Solution-processable Li10GeP2S12 solid electrolyte for a composite electrode in all-solid-state lithium batteries

Abstract

Lithium-ion-conducting solid electrolytes (SEs) hold promise for enabling high-energy battery chemistries and circumventing safety issues of conventional lithium batteries. Among various solid electrolytes, the sulfide Li₁₀GeP₂S₁₂ (LGPS) has received wide attention due to its high conductivity at room temperature. The performance of the battery using sulfide-based SEs is still challenged by the interfacial problems, such as large interfacial resistance originating from solid–solid contact, and contact failure within electrodes and/or between electrodes and SEs.

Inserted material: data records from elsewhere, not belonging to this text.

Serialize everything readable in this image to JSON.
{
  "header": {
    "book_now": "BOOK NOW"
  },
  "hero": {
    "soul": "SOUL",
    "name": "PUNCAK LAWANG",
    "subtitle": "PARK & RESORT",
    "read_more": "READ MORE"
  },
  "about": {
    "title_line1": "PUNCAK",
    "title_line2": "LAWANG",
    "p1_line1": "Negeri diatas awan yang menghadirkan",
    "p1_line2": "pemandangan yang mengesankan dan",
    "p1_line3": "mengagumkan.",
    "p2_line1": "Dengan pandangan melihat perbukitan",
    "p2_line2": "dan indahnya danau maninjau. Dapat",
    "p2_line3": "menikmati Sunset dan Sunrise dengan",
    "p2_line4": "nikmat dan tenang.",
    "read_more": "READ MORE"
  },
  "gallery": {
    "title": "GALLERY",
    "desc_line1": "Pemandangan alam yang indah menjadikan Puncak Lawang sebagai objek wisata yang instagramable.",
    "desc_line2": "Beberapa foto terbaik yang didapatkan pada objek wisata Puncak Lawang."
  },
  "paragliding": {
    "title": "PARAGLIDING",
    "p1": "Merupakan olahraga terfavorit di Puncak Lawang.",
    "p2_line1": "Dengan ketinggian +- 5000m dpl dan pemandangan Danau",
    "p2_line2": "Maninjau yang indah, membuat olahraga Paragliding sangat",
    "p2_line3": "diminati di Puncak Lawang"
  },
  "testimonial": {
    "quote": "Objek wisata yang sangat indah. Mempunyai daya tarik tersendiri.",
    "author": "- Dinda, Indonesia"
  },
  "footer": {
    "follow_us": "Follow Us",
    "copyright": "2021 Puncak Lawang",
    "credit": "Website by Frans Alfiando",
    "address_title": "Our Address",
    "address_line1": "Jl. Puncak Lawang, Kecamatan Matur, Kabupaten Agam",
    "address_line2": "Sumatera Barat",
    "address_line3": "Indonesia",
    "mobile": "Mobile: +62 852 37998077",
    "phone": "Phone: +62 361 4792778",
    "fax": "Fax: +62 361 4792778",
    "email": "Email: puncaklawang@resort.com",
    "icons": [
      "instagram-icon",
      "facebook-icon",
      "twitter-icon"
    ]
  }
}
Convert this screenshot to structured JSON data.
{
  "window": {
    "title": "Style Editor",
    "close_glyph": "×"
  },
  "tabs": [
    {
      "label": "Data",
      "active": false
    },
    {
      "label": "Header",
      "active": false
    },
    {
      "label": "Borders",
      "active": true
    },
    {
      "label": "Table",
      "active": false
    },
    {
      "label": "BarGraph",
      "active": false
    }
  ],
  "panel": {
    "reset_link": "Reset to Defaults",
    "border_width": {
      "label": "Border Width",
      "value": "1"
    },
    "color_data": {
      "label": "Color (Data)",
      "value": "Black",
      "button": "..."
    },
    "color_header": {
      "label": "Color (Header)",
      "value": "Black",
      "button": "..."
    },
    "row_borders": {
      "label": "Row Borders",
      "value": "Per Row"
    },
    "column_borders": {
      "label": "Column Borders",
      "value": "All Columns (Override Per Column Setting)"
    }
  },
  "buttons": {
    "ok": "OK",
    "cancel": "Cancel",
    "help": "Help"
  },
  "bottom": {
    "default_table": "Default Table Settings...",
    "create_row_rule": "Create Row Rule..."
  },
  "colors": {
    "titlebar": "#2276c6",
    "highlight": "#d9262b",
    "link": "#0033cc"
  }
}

In this work, LGPS–PVDF composite electrolytes were prepared by tape casting with thicknesses of ∼30 μm and showed an ionic conductivity of 2.64 × 10⁻⁴ S cm⁻¹ at 50 °C and an electrochemical window of 5.0 V at room temperature. A solution-processable LGPS with a PVDF binder in N-methylpyrrolidone (NMP) was infiltrated into porous LiCoO₂ (LCO) electrodes to form LGPS–PVDF and LCO composite (LGPS–PVDF@LCO) electrodes. The LGPS particle size is reduced by the NMP solvent treatment. The addition of PVDF into the LCO composite cathode benefits the formation of a dense structure which provides a continuous migration path for Li⁺ ions. The soft and elastic PVDF polymer can alleviate the large volume variation within the cathode or at the interface between the LCO cathode and LGPS electrolyte during cycling. Moreover, an interconnected 3D conductive network between the electrode materials and SEs has been developed in the composite electrodes, resulting in favorable conduction pathways for electrons and Li⁺ ions simultaneously. The LGPS–PVDF@LCO composite electrodes of solid-state lithium batteries show a reversible capacity of 120 mA h g⁻¹ after 100 cycles at 0.1C and they maintain a discharge specific capacity of 76.3 mA h g⁻¹ at 1.0C after 60 cycles, with a capacity retention of 71% at 50 °C. This composite electrode engineering strategy for all-solid-state batteries will not only provide a solution treatment method for LGPS, but will also provide a new insight into the ionic conduction between positive materials and solid electrolytes.